Sexual assault is investigated through the university as a part of the student conduct code, Moelk said. However, the police are not involved unless a student chooses to pursue legal action. If a student makes that choice, Moelk said she will help facilitate that process. Students are not required to proceed with a formal resolution process, such as taking legal action against a perpetrator.

Moelk said that as the Title IX coordinator, she is responsible for helping students find resources for healing and for helping students become involved with the police, if they choose.

“Once I’m made aware of a situation, I’ll invite that student to come and talk to me,”  Moelk said. “Probably the biggest thing that I want to talk to that student about is making sure they are aware that they are in control of the situation. You might just want to come and talk to me because you know that I have had experience dealing with these people . . . but you don’t want anything to happen to that person, or you want to come and talk to me because you just want to learn more about what might happen if you were to bring a full investigation of the situation.”

Moelk said that most of the time the university can cooperate with a student’s wish to not move forward with a full investigation. The only time the university would go against a student’s wish, according to Moelk, is when the university deems that there is a danger to the victim or the campus as a whole.

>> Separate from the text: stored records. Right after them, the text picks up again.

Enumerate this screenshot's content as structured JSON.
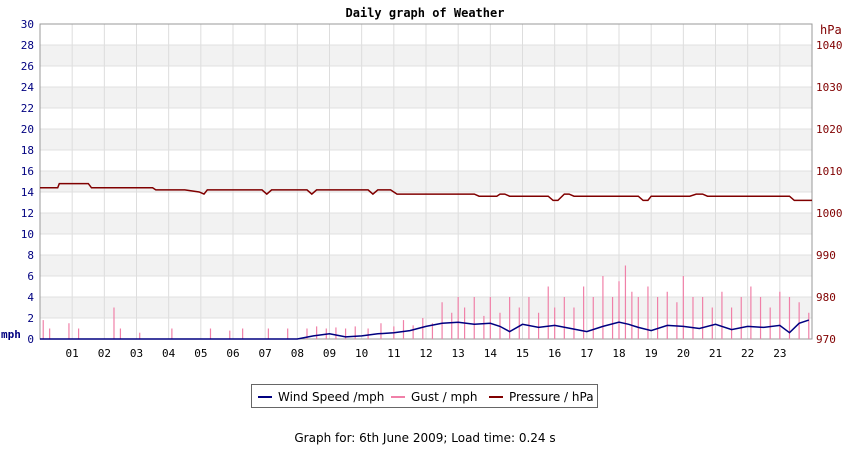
{
  "chart_data": {
    "type": "line",
    "title": "Daily graph of Weather",
    "left_axis": {
      "unit_label": "mph",
      "ylim": [
        0,
        30
      ],
      "ticks": [
        0,
        2,
        4,
        6,
        8,
        10,
        12,
        14,
        16,
        18,
        20,
        22,
        24,
        26,
        28,
        30
      ]
    },
    "right_axis": {
      "unit_label": "hPa",
      "ylim": [
        970,
        1045
      ],
      "ticks": [
        970,
        980,
        990,
        1000,
        1010,
        1020,
        1030,
        1040
      ]
    },
    "x_axis": {
      "range_hours": [
        0,
        24
      ],
      "tick_labels": [
        "01",
        "02",
        "03",
        "04",
        "05",
        "06",
        "07",
        "08",
        "09",
        "10",
        "11",
        "12",
        "13",
        "14",
        "15",
        "16",
        "17",
        "18",
        "19",
        "20",
        "21",
        "22",
        "23"
      ]
    },
    "grid": true,
    "legend_position": "bottom-center",
    "series": [
      {
        "name": "Wind Speed /mph",
        "color": "#000080",
        "axis": "left",
        "x": [
          0,
          1,
          2,
          3,
          4,
          5,
          6,
          7,
          8,
          8.5,
          9,
          9.5,
          10,
          10.5,
          11,
          11.5,
          12,
          12.5,
          13,
          13.5,
          14,
          14.3,
          14.6,
          15,
          15.5,
          16,
          16.5,
          17,
          17.5,
          18,
          18.3,
          18.6,
          19,
          19.5,
          20,
          20.5,
          21,
          21.5,
          22,
          22.5,
          23,
          23.3,
          23.6,
          23.9
        ],
        "y": [
          0,
          0,
          0,
          0,
          0,
          0,
          0,
          0,
          0,
          0.3,
          0.5,
          0.2,
          0.3,
          0.5,
          0.6,
          0.8,
          1.2,
          1.5,
          1.6,
          1.4,
          1.5,
          1.2,
          0.7,
          1.4,
          1.1,
          1.3,
          1.0,
          0.7,
          1.2,
          1.6,
          1.4,
          1.1,
          0.8,
          1.3,
          1.2,
          1.0,
          1.4,
          0.9,
          1.2,
          1.1,
          1.3,
          0.6,
          1.5,
          1.8
        ]
      },
      {
        "name": "Gust / mph",
        "color": "#f080a8",
        "axis": "left",
        "x": [
          0.1,
          0.3,
          0.9,
          1.2,
          2.3,
          2.5,
          3.1,
          4.1,
          5.3,
          5.9,
          6.3,
          7.1,
          7.7,
          8.3,
          8.6,
          8.9,
          9.2,
          9.5,
          9.8,
          10.2,
          10.6,
          11.0,
          11.3,
          11.6,
          11.9,
          12.2,
          12.5,
          12.8,
          13.0,
          13.2,
          13.5,
          13.8,
          14.0,
          14.3,
          14.6,
          14.9,
          15.2,
          15.5,
          15.8,
          16.0,
          16.3,
          16.6,
          16.9,
          17.2,
          17.5,
          17.8,
          18.0,
          18.2,
          18.4,
          18.6,
          18.9,
          19.2,
          19.5,
          19.8,
          20.0,
          20.3,
          20.6,
          20.9,
          21.2,
          21.5,
          21.8,
          22.1,
          22.4,
          22.7,
          23.0,
          23.3,
          23.6,
          23.9
        ],
        "y": [
          1.8,
          1.0,
          1.5,
          1.0,
          3.0,
          1.0,
          0.6,
          1.0,
          1.0,
          0.8,
          1.0,
          1.0,
          1.0,
          1.0,
          1.2,
          1.0,
          1.1,
          1.0,
          1.2,
          1.0,
          1.5,
          1.2,
          1.8,
          1.3,
          2.0,
          1.5,
          3.5,
          2.5,
          4.0,
          3.0,
          4.0,
          2.2,
          4.0,
          2.5,
          4.0,
          3.0,
          4.0,
          2.5,
          5.0,
          3.0,
          4.0,
          3.0,
          5.0,
          4.0,
          6.0,
          4.0,
          5.5,
          7.0,
          4.5,
          4.0,
          5.0,
          4.0,
          4.5,
          3.5,
          6.0,
          4.0,
          4.0,
          3.0,
          4.5,
          3.0,
          4.0,
          5.0,
          4.0,
          3.0,
          4.5,
          4.0,
          3.5,
          2.5
        ]
      },
      {
        "name": "Pressure / hPa",
        "color": "#800000",
        "axis": "right",
        "x": [
          0,
          0.55,
          0.6,
          0.7,
          1.5,
          1.6,
          1.75,
          3.5,
          3.6,
          4.5,
          4.95,
          5.1,
          5.2,
          6.9,
          7.05,
          7.2,
          8.3,
          8.45,
          8.6,
          10.2,
          10.35,
          10.5,
          10.9,
          11.0,
          11.1,
          13.5,
          13.65,
          14.2,
          14.3,
          14.45,
          14.6,
          15.8,
          15.95,
          16.1,
          16.3,
          16.45,
          16.6,
          18.6,
          18.75,
          18.9,
          19.0,
          20.2,
          20.4,
          20.6,
          20.75,
          23.3,
          23.45,
          24.0
        ],
        "y": [
          1006,
          1006,
          1007,
          1007,
          1007,
          1006,
          1006,
          1006,
          1005.5,
          1005.5,
          1005,
          1004.5,
          1005.5,
          1005.5,
          1004.5,
          1005.5,
          1005.5,
          1004.5,
          1005.5,
          1005.5,
          1004.5,
          1005.5,
          1005.5,
          1005,
          1004.5,
          1004.5,
          1004,
          1004,
          1004.5,
          1004.5,
          1004,
          1004,
          1003,
          1003,
          1004.5,
          1004.5,
          1004,
          1004,
          1003,
          1003,
          1004,
          1004,
          1004.5,
          1004.5,
          1004,
          1004,
          1003,
          1003
        ]
      }
    ]
  },
  "legend": [
    {
      "label": "Wind Speed /mph",
      "color": "#000080"
    },
    {
      "label": "Gust / mph",
      "color": "#f080a8"
    },
    {
      "label": "Pressure / hPa",
      "color": "#800000"
    }
  ],
  "footer": "Graph for: 6th June 2009; Load time: 0.24 s"
}
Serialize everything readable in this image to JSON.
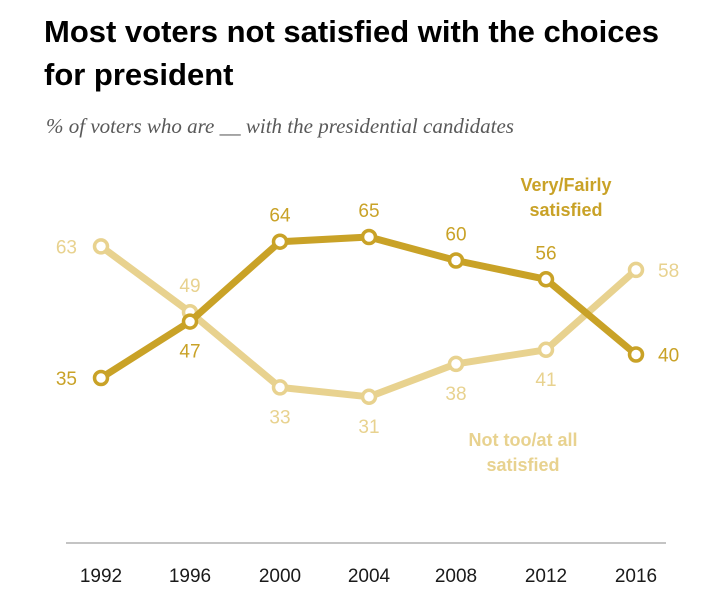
{
  "title": "Most voters not satisfied with the choices for president",
  "subtitle": "% of voters who are __ with the presidential candidates",
  "chart_data": {
    "type": "line",
    "title": "Most voters not satisfied with the choices for president",
    "subtitle": "% of voters who are __ with the presidential candidates",
    "x": [
      "1992",
      "1996",
      "2000",
      "2004",
      "2008",
      "2012",
      "2016"
    ],
    "series": [
      {
        "name": "Very/Fairly satisfied",
        "label_lines": [
          "Very/Fairly",
          "satisfied"
        ],
        "values": [
          35,
          47,
          64,
          65,
          60,
          56,
          40
        ],
        "color": "#c9a227"
      },
      {
        "name": "Not too/at all satisfied",
        "label_lines": [
          "Not too/at all",
          "satisfied"
        ],
        "values": [
          63,
          49,
          33,
          31,
          38,
          41,
          58
        ],
        "color": "#e8d28f"
      }
    ],
    "ylim": [
      20,
      75
    ],
    "grid": false,
    "legend": "inline labels"
  }
}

“So if someone came to me and said, ‘A student in Central Hall assaulted me and used a weapon,’ I would have to take action on that,” Moelk said. “I couldn’t just say, ‘Oh it’s OK, I won’t do anything,’ because that’s a risk to everyone. If it were something where a weapon wasn’t used, [and] it was more of an intimate partner situation, I would be able to say to that person, ‘I’m honoring the fact that you don’t want me to do an investigation.’ What I’m going to do for that person is provide them resources and support, try to help them in any way that I can. But I’m not going to go forward with an investigation. Part of being a victim is losing control and so what we want to be able to do is allow that person to have as much control over that situation moving forward as we can.”

If a student experiences sexual assault off campus, the Counseling Center and the Title IX office can still provide resources in the same way that they would if an assault were to occur on campus.

Moelk said in light of the #MeToo movement, which is dedicated to opening up the conversation surrounding sexual assault, providing students education and awareness of prevention methods is important. Even more important, she said, is educating students about not victimizing others.

“So instead of putting all of the responsibility on someone to not become a victim, we need to put the responsibility on the people to not victimize,” Moelk said. “I think that’s the big-picture goal and hope.”

Miller agreed with Moelk and said that there are a lot of direct and indirect ways to prevent sexual assault on campus. For example, Miller said, acting as a bystander and separating two people who are drunk and cannot consent can be one way that students can intervene before a situation escalates to sexual assault.

Another way students can be involved in preventing sexual assault is by signing the UIndy PACT. According to the UIndy website, the UIndy PACT dedicated to its efforts, is designed to help students and staff keep the campus safe. It also draws awareness to the issues of sexual misconduct.

“As students, you control the environment and the chemistry and the community on this campus,” Moelk said. “You might think that it’s those of us in administrative roles, but really it’s students. And so if students want a certain type of campus—in terms of how people are treated—then students need to demand that from one another. And if you see a student who is not behaving in a way that you want your campus to have, then you’ve got to step up and say something.”